Michael Card, Card Farm, Madbury, New Hampshire
“Unexpected twists are part of the beauty of life, but I’m learning they are less than ideal in a cut flower,” reads the opening of Michael Card’s essay. In 2016 life took a turn for Michael which brought his professional career to a halt. But having some land to work with, and years of gardening experience, Michael decided to make the most of his love for the outdoors and his desire to care for the community by opening a small roadside stand and sold veggies and fruit. Located on a busy road, and in a community that appreciates fresh, locally-grown food, Michael’s stand did well. After reading Cut Flower Garden over the winter, Michael decided to dedicate part of his field to flowers. “Unexpectedly, I have enjoyed growing them far more than the fruit and veggies,” he shared. His customers eagerly bought up virtually every stem he offered for sale.
Michael wants to learn how to scale up his operation, without costly trial and error, or as he explains it: “Parents have the job of instilling as much knowledge to their kids as possible. Sometimes they listen, sometimes they learn things the hard way. This is an opportunity to not have to learn so many hard lessons. Your workshop would be great appreciated by myself and the seacoast of New Hampshire!”

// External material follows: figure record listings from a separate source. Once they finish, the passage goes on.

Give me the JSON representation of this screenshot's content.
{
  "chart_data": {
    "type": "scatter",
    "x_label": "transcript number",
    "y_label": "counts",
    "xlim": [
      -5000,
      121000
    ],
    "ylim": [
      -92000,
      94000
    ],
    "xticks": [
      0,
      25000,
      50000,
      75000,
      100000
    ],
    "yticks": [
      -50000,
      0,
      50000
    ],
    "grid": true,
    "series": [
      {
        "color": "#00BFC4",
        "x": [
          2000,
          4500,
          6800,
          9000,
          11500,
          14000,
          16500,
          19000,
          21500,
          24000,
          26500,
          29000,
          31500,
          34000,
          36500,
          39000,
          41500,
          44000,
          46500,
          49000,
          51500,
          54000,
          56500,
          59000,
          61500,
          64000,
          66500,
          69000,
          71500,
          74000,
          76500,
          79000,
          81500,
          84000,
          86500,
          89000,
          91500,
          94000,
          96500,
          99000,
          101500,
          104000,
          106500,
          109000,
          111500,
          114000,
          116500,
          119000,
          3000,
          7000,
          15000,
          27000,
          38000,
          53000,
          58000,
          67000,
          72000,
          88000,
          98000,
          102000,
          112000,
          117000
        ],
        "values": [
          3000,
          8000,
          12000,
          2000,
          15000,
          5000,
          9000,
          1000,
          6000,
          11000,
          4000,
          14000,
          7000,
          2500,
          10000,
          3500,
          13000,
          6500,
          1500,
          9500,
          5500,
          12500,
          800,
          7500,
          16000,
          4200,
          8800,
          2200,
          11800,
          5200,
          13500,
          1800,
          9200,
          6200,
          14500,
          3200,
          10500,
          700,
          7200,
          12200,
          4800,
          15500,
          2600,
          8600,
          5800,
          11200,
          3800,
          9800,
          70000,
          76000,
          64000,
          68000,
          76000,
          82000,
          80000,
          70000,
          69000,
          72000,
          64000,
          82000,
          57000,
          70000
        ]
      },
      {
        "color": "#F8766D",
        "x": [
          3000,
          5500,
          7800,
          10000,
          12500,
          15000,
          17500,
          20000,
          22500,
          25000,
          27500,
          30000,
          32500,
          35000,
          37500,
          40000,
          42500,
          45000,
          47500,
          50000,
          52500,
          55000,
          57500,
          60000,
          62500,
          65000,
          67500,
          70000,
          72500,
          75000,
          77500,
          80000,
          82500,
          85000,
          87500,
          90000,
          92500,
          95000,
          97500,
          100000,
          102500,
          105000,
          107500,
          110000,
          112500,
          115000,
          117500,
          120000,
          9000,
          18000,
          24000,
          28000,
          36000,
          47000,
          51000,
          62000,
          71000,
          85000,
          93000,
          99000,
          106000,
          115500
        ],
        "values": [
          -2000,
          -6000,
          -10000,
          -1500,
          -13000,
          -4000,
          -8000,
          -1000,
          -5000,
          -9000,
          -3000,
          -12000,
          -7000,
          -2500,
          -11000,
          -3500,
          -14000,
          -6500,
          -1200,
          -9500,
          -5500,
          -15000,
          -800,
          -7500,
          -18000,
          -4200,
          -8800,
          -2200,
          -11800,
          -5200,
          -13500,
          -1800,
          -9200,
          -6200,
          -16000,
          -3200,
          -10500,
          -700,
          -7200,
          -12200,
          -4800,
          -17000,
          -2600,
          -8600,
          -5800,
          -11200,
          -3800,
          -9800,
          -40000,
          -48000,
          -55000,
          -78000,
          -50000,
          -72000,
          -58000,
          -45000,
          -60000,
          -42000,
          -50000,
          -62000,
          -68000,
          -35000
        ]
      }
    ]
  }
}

“When I learned that a customer was buying as many of our dahlias as possible for her daughter who recently died (her middle name was Dahila) it was a great reminder of the depth flowers make to humanity. I find flowers help us find the emotions that in this age get buried. There’s nothing the world needs more right now than finding that depth and meaning.”

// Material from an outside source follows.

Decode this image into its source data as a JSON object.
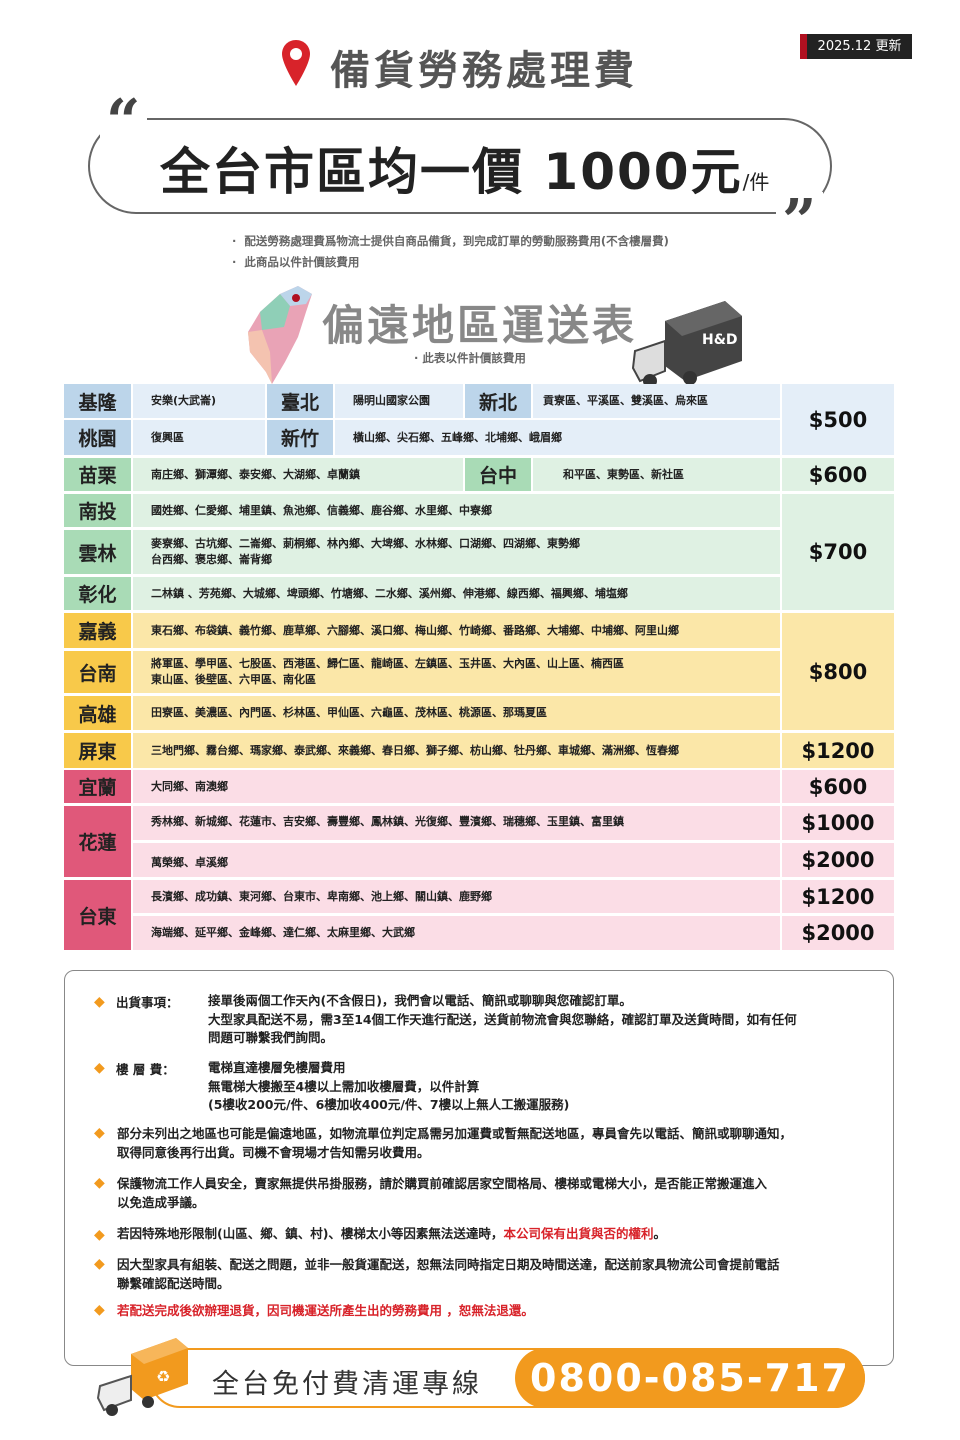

Stephanie Swiderski, Jersey Jules Farm Market, Burlington, New Jersey
Stephanie Swiderski runs a 3 acre farm where she grows and sells fresh vegetables, herbs, and cut flowers. Named after her daughter, the “Jersey Jules Farm Market” A first generation farmer and single mother, Stephanie started growing vegetables three years ago and added flowers “mainly to attract beneficial insects but quickly fell in love.”
Stephanie shares that she sometimes struggles “working in the fields, helping customers at the market, and working the night job, but honestly when I come home tired knowing I gave it my all, Nothing has ever felt better. My passion and drive gets me back up and I’m out cutting flowers in the morning again. My hope is that if I get accepted I will gain a richer understanding of flower cultivation and design, and find answers to some big questions that have come up for me in the fields as well as the vase. My wish is to continue to grow and bloom along with the flowers.”

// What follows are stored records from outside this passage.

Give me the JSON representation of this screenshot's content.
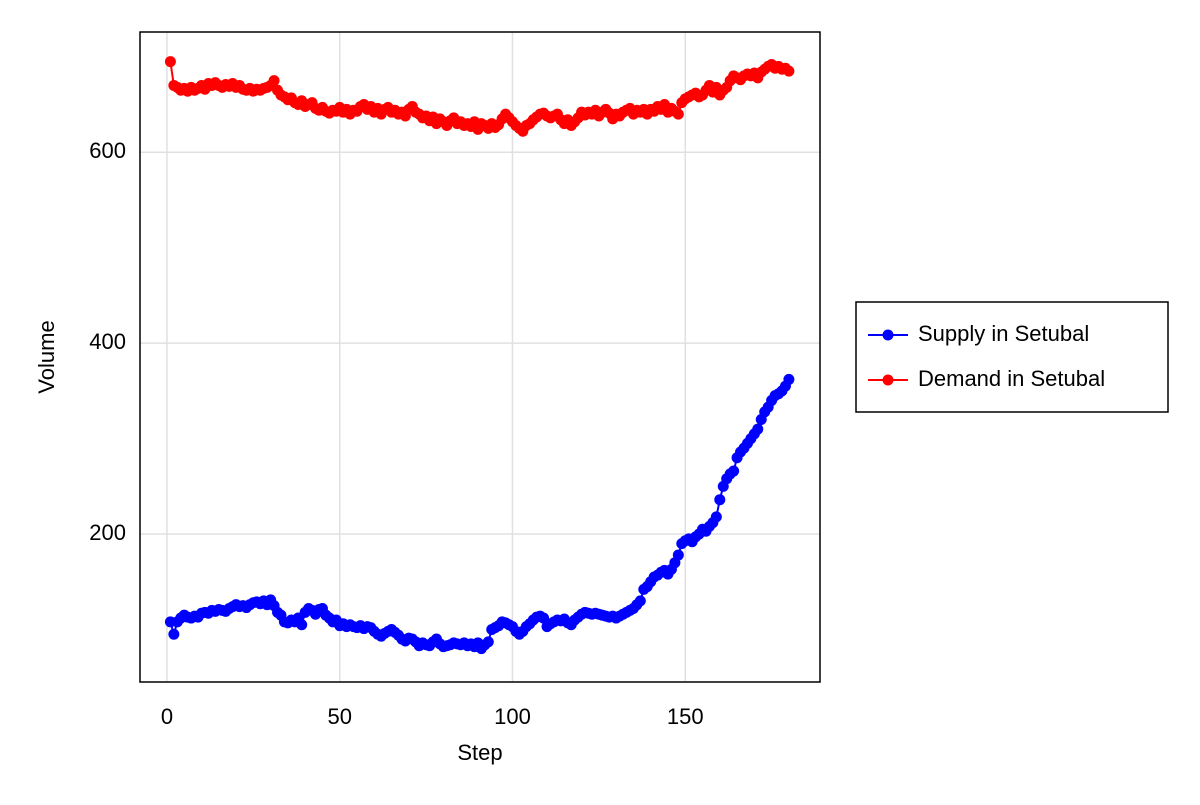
{
  "chart_data": {
    "type": "line",
    "xlabel": "Step",
    "ylabel": "Volume",
    "x": [
      1,
      2,
      3,
      4,
      5,
      6,
      7,
      8,
      9,
      10,
      11,
      12,
      13,
      14,
      15,
      16,
      17,
      18,
      19,
      20,
      21,
      22,
      23,
      24,
      25,
      26,
      27,
      28,
      29,
      30,
      31,
      32,
      33,
      34,
      35,
      36,
      37,
      38,
      39,
      40,
      41,
      42,
      43,
      44,
      45,
      46,
      47,
      48,
      49,
      50,
      51,
      52,
      53,
      54,
      55,
      56,
      57,
      58,
      59,
      60,
      61,
      62,
      63,
      64,
      65,
      66,
      67,
      68,
      69,
      70,
      71,
      72,
      73,
      74,
      75,
      76,
      77,
      78,
      79,
      80,
      81,
      82,
      83,
      84,
      85,
      86,
      87,
      88,
      89,
      90,
      91,
      92,
      93,
      94,
      95,
      96,
      97,
      98,
      99,
      100,
      101,
      102,
      103,
      104,
      105,
      106,
      107,
      108,
      109,
      110,
      111,
      112,
      113,
      114,
      115,
      116,
      117,
      118,
      119,
      120,
      121,
      122,
      123,
      124,
      125,
      126,
      127,
      128,
      129,
      130,
      131,
      132,
      133,
      134,
      135,
      136,
      137,
      138,
      139,
      140,
      141,
      142,
      143,
      144,
      145,
      146,
      147,
      148,
      149,
      150,
      151,
      152,
      153,
      154,
      155,
      156,
      157,
      158,
      159,
      160,
      161,
      162,
      163,
      164,
      165,
      166,
      167,
      168,
      169,
      170,
      171,
      172,
      173,
      174,
      175,
      176,
      177,
      178,
      179,
      180
    ],
    "series": [
      {
        "name": "Supply in Setubal",
        "color": "#0000ff",
        "values": [
          108,
          95,
          108,
          112,
          115,
          113,
          112,
          114,
          113,
          117,
          118,
          117,
          120,
          119,
          121,
          120,
          119,
          122,
          124,
          126,
          124,
          125,
          123,
          126,
          128,
          129,
          127,
          130,
          126,
          131,
          125,
          118,
          115,
          108,
          107,
          110,
          108,
          112,
          105,
          118,
          122,
          120,
          116,
          121,
          122,
          115,
          112,
          108,
          110,
          104,
          106,
          103,
          105,
          103,
          102,
          104,
          101,
          103,
          102,
          98,
          95,
          93,
          96,
          98,
          100,
          97,
          94,
          90,
          88,
          91,
          90,
          87,
          83,
          86,
          84,
          83,
          87,
          90,
          85,
          82,
          83,
          84,
          86,
          85,
          84,
          86,
          83,
          85,
          82,
          86,
          80,
          84,
          87,
          100,
          102,
          104,
          108,
          107,
          105,
          103,
          98,
          95,
          98,
          103,
          106,
          110,
          113,
          114,
          112,
          103,
          106,
          108,
          110,
          109,
          111,
          107,
          105,
          110,
          113,
          116,
          118,
          117,
          116,
          117,
          116,
          115,
          114,
          113,
          114,
          112,
          114,
          116,
          118,
          120,
          122,
          126,
          130,
          142,
          145,
          150,
          155,
          157,
          160,
          162,
          158,
          163,
          170,
          178,
          190,
          193,
          195,
          192,
          197,
          200,
          205,
          203,
          208,
          212,
          218,
          236,
          250,
          258,
          263,
          266,
          280,
          286,
          290,
          295,
          300,
          305,
          310,
          320,
          328,
          333,
          340,
          345,
          347,
          350,
          355,
          362
        ]
      },
      {
        "name": "Demand in Setubal",
        "color": "#ff0000",
        "values": [
          695,
          670,
          668,
          665,
          667,
          664,
          668,
          665,
          667,
          670,
          666,
          672,
          670,
          673,
          670,
          668,
          671,
          669,
          672,
          668,
          670,
          666,
          665,
          667,
          664,
          666,
          665,
          667,
          668,
          670,
          675,
          665,
          660,
          658,
          655,
          657,
          652,
          650,
          654,
          648,
          650,
          652,
          646,
          644,
          647,
          643,
          641,
          644,
          643,
          647,
          642,
          645,
          640,
          644,
          643,
          648,
          650,
          645,
          648,
          642,
          646,
          640,
          645,
          647,
          642,
          644,
          640,
          642,
          638,
          645,
          648,
          642,
          640,
          636,
          638,
          633,
          637,
          630,
          635,
          632,
          628,
          633,
          636,
          630,
          632,
          628,
          630,
          627,
          632,
          624,
          630,
          628,
          625,
          630,
          626,
          629,
          635,
          640,
          636,
          632,
          628,
          625,
          622,
          628,
          630,
          634,
          637,
          640,
          641,
          638,
          636,
          638,
          640,
          634,
          630,
          634,
          628,
          632,
          636,
          642,
          639,
          642,
          640,
          644,
          638,
          642,
          645,
          641,
          635,
          640,
          638,
          642,
          644,
          646,
          640,
          644,
          642,
          645,
          640,
          645,
          643,
          648,
          645,
          650,
          642,
          646,
          643,
          640,
          652,
          656,
          658,
          660,
          662,
          658,
          660,
          665,
          670,
          663,
          668,
          660,
          665,
          668,
          675,
          680,
          678,
          676,
          680,
          682,
          680,
          683,
          678,
          684,
          687,
          690,
          692,
          688,
          690,
          687,
          688,
          685
        ]
      }
    ],
    "xlim": [
      -7.8,
      189
    ],
    "ylim": [
      45,
      726
    ],
    "xticks": [
      0,
      50,
      100,
      150
    ],
    "yticks": [
      200,
      400,
      600
    ],
    "grid": true,
    "legend": "right"
  }
}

Please join me in congratulating our 2019 Floret Scholarship winners, the first official members of the Floret Workshop Class of 2019! If you’d like to join these scholarship recipients to participate in the Floret Online Workshop, our 6 week small-scale flower farming course, be sure to mark your calendar, as enrollment opens October 11th!
Thank you, again, to everyone who completed a scholarship application. Your stories inspired every member of the team in ways you can’t even imagine.
Finally, I want to express my heartfelt gratitude to the anonymous donors who generously sponsored additional sponsorships. Wow. Our hearts are full.